Tomaz de Figueiredo (Pulou do quente)





Pulou do quente ainda com estrelas e quase nem molhou a ponta do nariz, engoliu uma água de unto e tragou um dedal de aguardente, descompôs a mulher, à pressa, por lhe questionar e chorar a côdea do cão, e, mal que apresilhado o cinto e embandoleirada a escopeta, ala, que se faz tarde, baforando fumaças e respiração pelo nevoeiro, como se fosse a arder.

Cara de múmia, enxuta, de peliças enfoladas para o vazio de dentes, ainda por cima pelo tabaco de cinquenta anos, logo apagado se o não puxasse, Manuel Félix todo ele era seco: mãos de santo de aldeia, só tendões e osso, tostadas, quadris por onde o cós das calças fugia, esbarrigando a camisa de tomentos, canelas a que umas polainas ressecas e sem boleio davam o ar das pernas de pau levadas a Santo Amaro, de promessa, por coxos sarados.
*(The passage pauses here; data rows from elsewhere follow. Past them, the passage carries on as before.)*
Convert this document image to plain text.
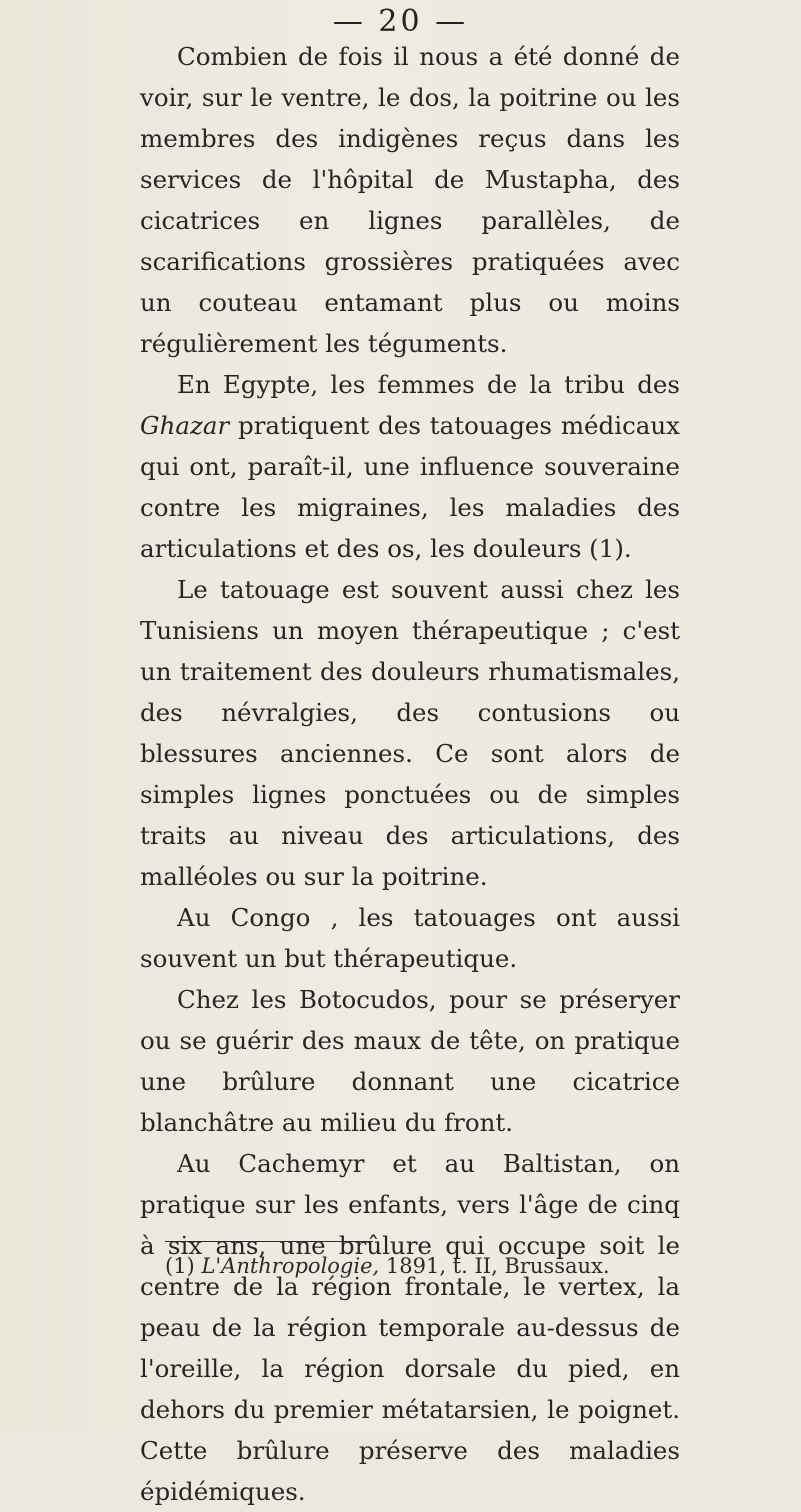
— 20 —

Combien de fois il nous a été donné de voir, sur le ventre, le dos, la poitrine ou les membres des indigènes reçus dans les services de l'hôpital de Mustapha, des cicatrices en lignes parallèles, de scarifications grossières pratiquées avec un couteau entamant plus ou moins régulièrement les téguments.

En Egypte, les femmes de la tribu des Ghazar pratiquent des tatouages médicaux qui ont, paraît-il, une influence souveraine contre les migraines, les maladies des articulations et des os, les douleurs (1).

Le tatouage est souvent aussi chez les Tunisiens un moyen thérapeutique ; c'est un traitement des douleurs rhumatismales, des névralgies, des contusions ou blessures anciennes. Ce sont alors de simples lignes ponctuées ou de simples traits au niveau des articulations, des malléoles ou sur la poitrine.

Au Congo , les tatouages ont aussi souvent un but thérapeutique.

Chez les Botocudos, pour se préseryer ou se guérir des maux de tête, on pratique une brûlure donnant une cicatrice blanchâtre au milieu du front.

Au Cachemyr et au Baltistan, on pratique sur les enfants, vers l'âge de cinq à six ans, une brûlure qui occupe soit le centre de la région frontale, le vertex, la peau de la région temporale au-dessus de l'oreille, la région dorsale du pied, en dehors du premier métatarsien, le poignet. Cette brûlure préserve des maladies épidémiques.

(1) L'Anthropologie, 1891, t. II, Brussaux.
Como se afiada em rebolo, dir-se-ia quebra-vento apropositado a cana do nariz, e não seriam as costeletas, de ralas, tojo molarinho, que o tolheriam de papar léguas em cima de léguas, tanto como nem os setenta anos, cumpridos em Janeiro, mês dos gatos, que têm sete fôlegos.



TOMAZ DE FIGUEIREDO, “Drama”, em Tiros de Espingarda (Verbo, 1984)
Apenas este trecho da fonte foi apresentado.